Wärs nicht auch interessant, herauszufinden, wie der Weg zu SELFHTML ausgesehen hat? Ich erzähls mal aus meiner Sicht: ich hatte ursprünglich auf meinem ersten Rechner eine enorm große Festplatte von 200 MB. Beim Kauf (1993) war mir versprochen worden, diese Platte würde auch zur kommenden Jahrtausendwende noch allen Anforderungen gewachsen sein. Hm. War sie nicht, sie wurde mir bereits Ende 1995 zu klein, und ich ersetzte sie durch eine unglaublich riesige (und teure) Platte mit einem ganzen Gigabyte Speicherkapazität, wow. Eine Kollegin im "Amt" wollte ihren Rechnr zuhause ebenfalls aufrüsten und fragte, ob sie nicht meine alte Platte bekommen könnte. Klar, konnte sie, ich wollte auch gar nix dafür haben  -  und aus lauter Dankbarkeit gab mir ein paar Tage später der Sohn dieser Kollegin eine Kiste mit genau 100 Disketten voller Software.
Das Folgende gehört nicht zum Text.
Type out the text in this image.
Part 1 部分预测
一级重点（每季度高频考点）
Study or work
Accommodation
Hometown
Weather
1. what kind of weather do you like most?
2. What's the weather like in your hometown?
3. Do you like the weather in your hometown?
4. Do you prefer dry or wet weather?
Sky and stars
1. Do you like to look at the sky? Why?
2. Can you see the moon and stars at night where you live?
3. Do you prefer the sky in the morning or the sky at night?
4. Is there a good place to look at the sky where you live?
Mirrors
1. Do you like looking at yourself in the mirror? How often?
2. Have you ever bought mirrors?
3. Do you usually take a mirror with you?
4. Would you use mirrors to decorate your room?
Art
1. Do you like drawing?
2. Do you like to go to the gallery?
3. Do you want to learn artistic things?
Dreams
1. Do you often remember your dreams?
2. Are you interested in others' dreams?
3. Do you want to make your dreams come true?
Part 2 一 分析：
Toll. Aber er sagte nichts dazu, und ich wußte mit diesem Schatz auch erst nichts anzufangen, weil gleich die erste Diskette mir irgendwas von "isolinux ...." sagte und dann nichts weiter kam. Ich brauchte Wochen, um herauszufinden, daß ich eine vollständige Slackware-Distribution erhalten hatte. Es gab aber kein Handbuch, nicht Schriftliches, und als ich das neue "System" endlich fertig installiert hatte (nervig war, daß ich plötzlich alles in eglischer Sprache lesen können mußte), landete ich bei einer Anzeige
  login:
Hm. Was das bedeuten sollte, wußte ich nicht. Alles, was ich eintippte, führte bloß zu einer erneuten Meldung "login incorrect". Bis ich mich erinnerte, irgendwann mal was von "root" gelesen zu haben, und siehe da, da geschah etwas  -  ich wurde nach einem Paßwort gefragt. Na klasse. Ich wußte keins.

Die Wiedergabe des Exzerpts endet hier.